2. Activated microglial cells express cannabinoid receptors, the molecular target for cannabinoids. (Figure 1, below.)
3. Resting microglial cells do not express cannabinoid receptors.
4. Cannabinoids stimulate activated microglial cells to migrate and inhibit their ability to release cytokines.
5. Upon acute stimulation, microglial cells increase their production of endocannabinoids, the endogenous ligands for the cannabinoid receptors.
6. Upon prolonged activation, microglial cells reduce their ability to produce endocannabinoids.
7. Healthy, mature astrocytes express cannabinoid receptors.
8. Upon acute stimulation, astrocytes produce endocannabinoids, although to a lesser extent than microglial cells.

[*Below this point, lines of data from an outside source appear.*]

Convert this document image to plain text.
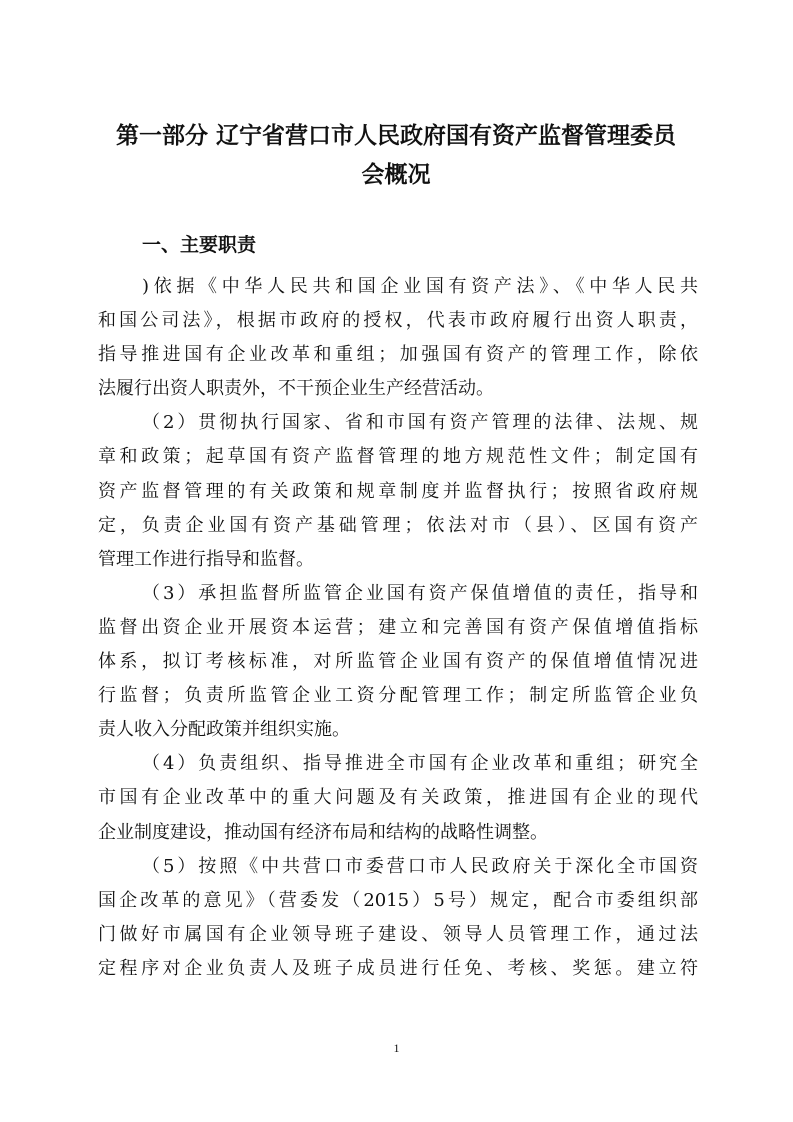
第一部分 辽宁省营口市人民政府国有资产监督管理委员
会概况
一、主要职责
)依据《中华人民共和国企业国有资产法》、《中华人民共
和国公司法》，根据市政府的授权，代表市政府履行出资人职责，
指导推进国有企业改革和重组；加强国有资产的管理工作，除依
法履行出资人职责外，不干预企业生产经营活动。
（2）贯彻执行国家、省和市国有资产管理的法律、法规、规
章和政策；起草国有资产监督管理的地方规范性文件；制定国有
资产监督管理的有关政策和规章制度并监督执行；按照省政府规
定，负责企业国有资产基础管理；依法对市（县）、区国有资产
管理工作进行指导和监督。
（3）承担监督所监管企业国有资产保值增值的责任，指导和
监督出资企业开展资本运营；建立和完善国有资产保值增值指标
体系，拟订考核标准，对所监管企业国有资产的保值增值情况进
行监督；负责所监管企业工资分配管理工作；制定所监管企业负
责人收入分配政策并组织实施。
（4）负责组织、指导推进全市国有企业改革和重组；研究全
市国有企业改革中的重大问题及有关政策，推进国有企业的现代
企业制度建设，推动国有经济布局和结构的战略性调整。
（5）按照《中共营口市委营口市人民政府关于深化全市国资
国企改革的意见》（营委发（2015）5号）规定，配合市委组织部
门做好市属国有企业领导班子建设、领导人员管理工作，通过法
定程序对企业负责人及班子成员进行任免、考核、奖惩。建立符
1
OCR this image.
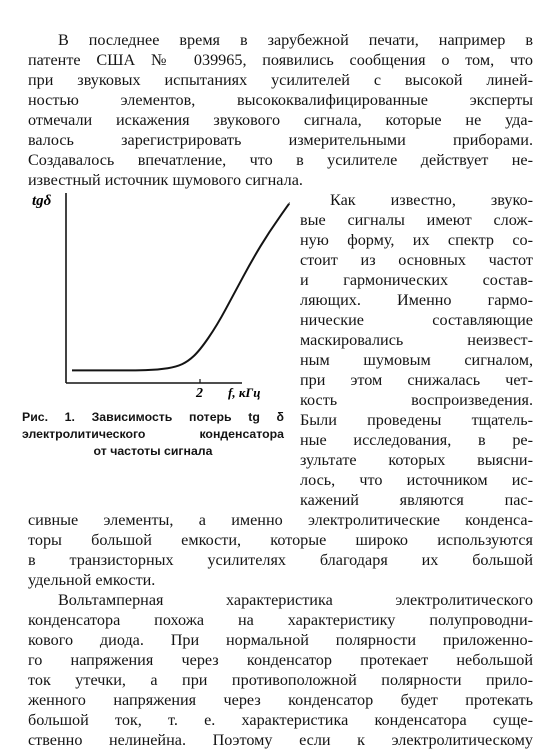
В последнее время в зарубежной печати, например в
патенте США № 039965, появились сообщения о том, что
при звуковых испытаниях усилителей с высокой линей-
ностью элементов, высококвалифицированные эксперты
отмечали искажения звукового сигнала, которые не уда-
валось зарегистрировать измерительными приборами.
Создавалось впечатление, что в усилителе действует не-
известный источник шумового сигнала.
tgδ
2 f, кГц
Рис. 1. Зависимость потерь tg δ
электролитического конденсатора
от частоты сигнала
Как известно, звуко-
вые сигналы имеют слож-
ную форму, их спектр со-
стоит из основных частот
и гармонических состав-
ляющих. Именно гармо-
нические составляющие
маскировались неизвест-
ным шумовым сигналом,
при этом снижалась чет-
кость воспроизведения.
Были проведены тщатель-
ные исследования, в ре-
зультате которых выясни-
лось, что источником ис-
кажений являются пас-
сивные элементы, а именно электролитические конденса-
торы большой емкости, которые широко используются
в транзисторных усилителях благодаря их большой
удельной емкости.
Вольтамперная характеристика электролитического
конденсатора похожа на характеристику полупроводни-
кового диода. При нормальной полярности приложенно-
го напряжения через конденсатор протекает небольшой
ток утечки, а при противоположной полярности прило-
женного напряжения через конденсатор будет протекать
большой ток, т. е. характеристика конденсатора суще-
ственно нелинейна. Поэтому если к электролитическому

To study the cannabinoid signaling system in microglia and astrocytes, we use mouse cells in primary culture and measure the activity of each of the components that constitute the cannabinoid signaling system. We routinely use the following techniques:

1. Chemical-ionization gas chromatography/mass spectrometry (CI-GC/MS) to determine endocannabinoid amounts. (Figure 2, below.)
2. The presence and functionality of cannabinoid receptors is measured by classic pharmacological approaches (binding, signal transduction assay, western blots, immunocytochemistry and cell migration). (Figure 3, below.)
3. Endocannabinoid biosynthesis and inactivation by uptake and hydrolysis is determined using radioactive substrates.
4. Cell transfection is used to assess the diverse molecular components that constitute the cannabinoid signaling system.
5. As part of several collaborative efforts, we have access to different wild type and transgenic mice models of neuroinflammation.

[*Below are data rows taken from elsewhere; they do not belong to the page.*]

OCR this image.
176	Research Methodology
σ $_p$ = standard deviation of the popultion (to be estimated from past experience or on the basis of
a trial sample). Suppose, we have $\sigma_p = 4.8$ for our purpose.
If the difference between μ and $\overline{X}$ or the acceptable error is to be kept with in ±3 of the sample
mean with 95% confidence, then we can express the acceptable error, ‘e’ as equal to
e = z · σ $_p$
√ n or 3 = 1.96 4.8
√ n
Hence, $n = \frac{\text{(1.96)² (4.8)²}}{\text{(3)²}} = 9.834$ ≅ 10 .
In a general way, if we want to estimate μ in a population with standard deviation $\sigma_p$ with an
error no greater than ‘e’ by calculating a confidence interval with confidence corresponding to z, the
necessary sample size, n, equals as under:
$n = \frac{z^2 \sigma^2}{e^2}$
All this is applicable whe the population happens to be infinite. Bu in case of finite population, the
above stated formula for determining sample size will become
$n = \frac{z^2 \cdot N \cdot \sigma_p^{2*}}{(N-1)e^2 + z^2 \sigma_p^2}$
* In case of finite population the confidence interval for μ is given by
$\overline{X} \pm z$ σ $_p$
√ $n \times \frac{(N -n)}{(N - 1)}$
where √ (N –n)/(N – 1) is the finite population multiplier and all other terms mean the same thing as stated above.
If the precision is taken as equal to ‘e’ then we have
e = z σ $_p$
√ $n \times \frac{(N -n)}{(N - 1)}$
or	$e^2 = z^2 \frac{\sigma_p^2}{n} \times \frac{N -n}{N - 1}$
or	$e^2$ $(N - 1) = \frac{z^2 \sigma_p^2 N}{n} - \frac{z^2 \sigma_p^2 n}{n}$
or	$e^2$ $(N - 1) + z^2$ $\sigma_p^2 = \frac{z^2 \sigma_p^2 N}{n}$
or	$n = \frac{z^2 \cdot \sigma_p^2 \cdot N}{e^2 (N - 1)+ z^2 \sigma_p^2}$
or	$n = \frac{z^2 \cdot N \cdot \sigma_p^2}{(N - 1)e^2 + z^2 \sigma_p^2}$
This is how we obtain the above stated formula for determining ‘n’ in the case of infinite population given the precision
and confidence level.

Some of the questions that we are currently addressing are: "Do endocannabinoids orchestrate neuroinflammation?" "Do cannabinoids affect the interactions between neurons, astrocytes and microglia that occur during uncontrolled neuroinflammatory responses?" Our working hypothesis is that uncontrolled neuroinflammatory responses, such as occurring in Alzheimer's disease, AIDS dementia and multiple sclerosis, are associated with - or are due to - malfunction of the cannabinoid signaling system. This malfunction likely disables the negative feedback mechanism that normally keeps neuroinflammatory responses in check.

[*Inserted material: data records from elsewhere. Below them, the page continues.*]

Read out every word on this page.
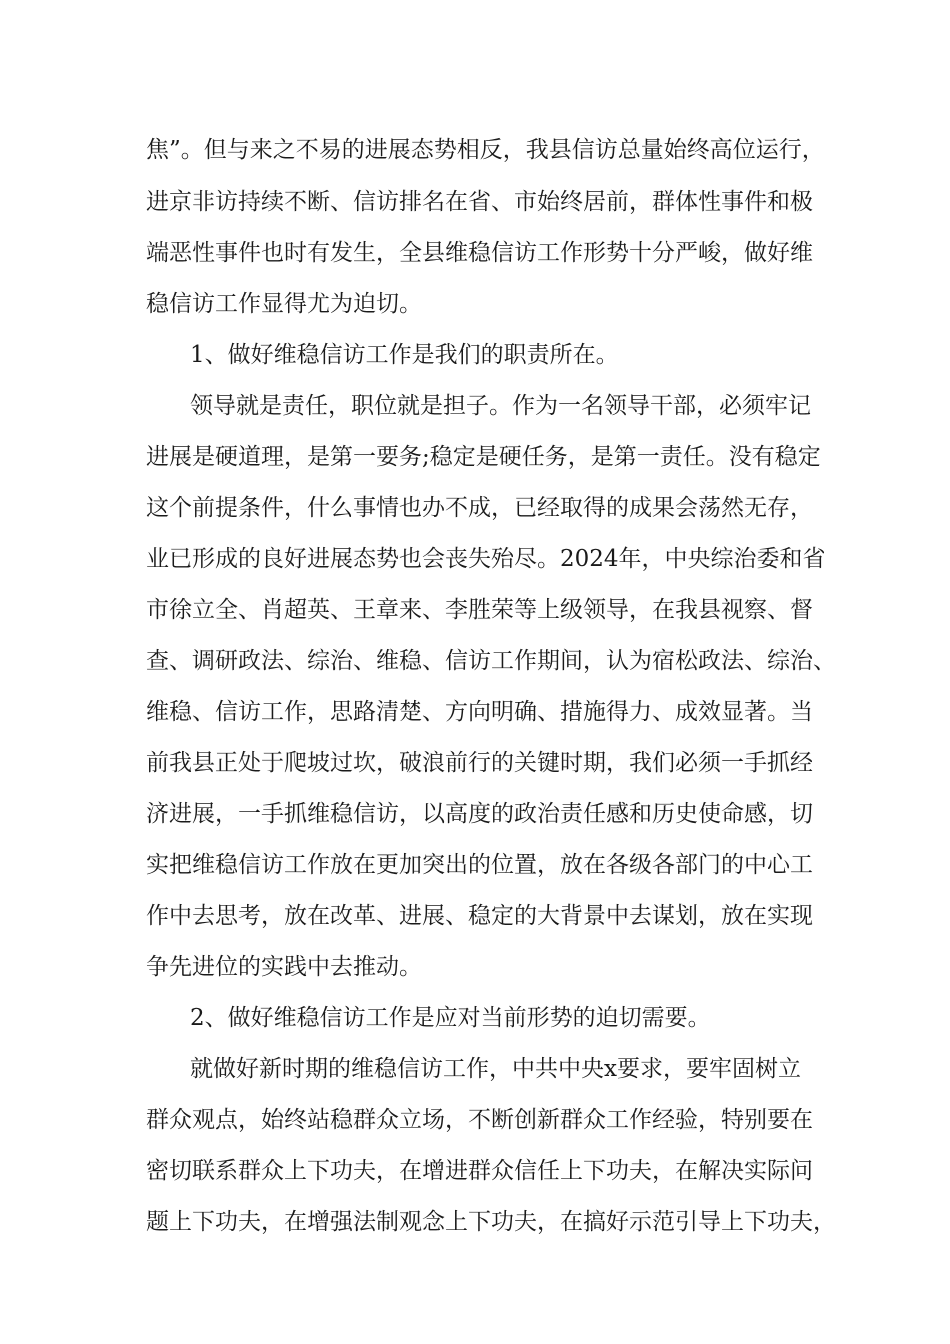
焦”。但与来之不易的进展态势相反，我县信访总量始终高位运行，
进京非访持续不断、信访排名在省、市始终居前，群体性事件和极
端恶性事件也时有发生，全县维稳信访工作形势十分严峻，做好维
稳信访工作显得尤为迫切。
1、做好维稳信访工作是我们的职责所在。
领导就是责任，职位就是担子。作为一名领导干部，必须牢记
进展是硬道理，是第一要务;稳定是硬任务，是第一责任。没有稳定
这个前提条件，什么事情也办不成，已经取得的成果会荡然无存，
业已形成的良好进展态势也会丧失殆尽。2024年，中央综治委和省
市徐立全、肖超英、王章来、李胜荣等上级领导，在我县视察、督
查、调研政法、综治、维稳、信访工作期间，认为宿松政法、综治、
维稳、信访工作，思路清楚、方向明确、措施得力、成效显著。当
前我县正处于爬坡过坎，破浪前行的关键时期，我们必须一手抓经
济进展，一手抓维稳信访，以高度的政治责任感和历史使命感，切
实把维稳信访工作放在更加突出的位置，放在各级各部门的中心工
作中去思考，放在改革、进展、稳定的大背景中去谋划，放在实现
争先进位的实践中去推动。
2、做好维稳信访工作是应对当前形势的迫切需要。
就做好新时期的维稳信访工作，中共中央x要求，要牢固树立
群众观点，始终站稳群众立场，不断创新群众工作经验，特别要在
密切联系群众上下功夫，在增进群众信任上下功夫，在解决实际问
题上下功夫，在增强法制观念上下功夫，在搞好示范引导上下功夫，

Another set of questions that we are currently addressing are: "What enables astrocytomas to escape immune surveillance?" "Do the microglial cells that are located within astrocytomas have a compromised phenotype?" Recent data show that astrocytomas likely express a specific subtype of cannabinoid receptors and have an altered endocannabinoid production mechanism. Our aim is to determine if impairment of the cannabinoid signaling system in astrocytomas enables them to escape immune surveillance. This research should identify molecular targets that could enhance the CNS immune response towards astrocytomas, which will hopefully reduce, stop or even reverse tumor growth.

Our broad, long-term goal is to understand the molecular mechanisms underlying immune surveillance in the brain and the basic biology of microglial cell and astrocyte function, which could provide novel therapeutic avenues to treat Alzheimer's Disease, AIDS dementia, multiple sclerosis and brain tumors.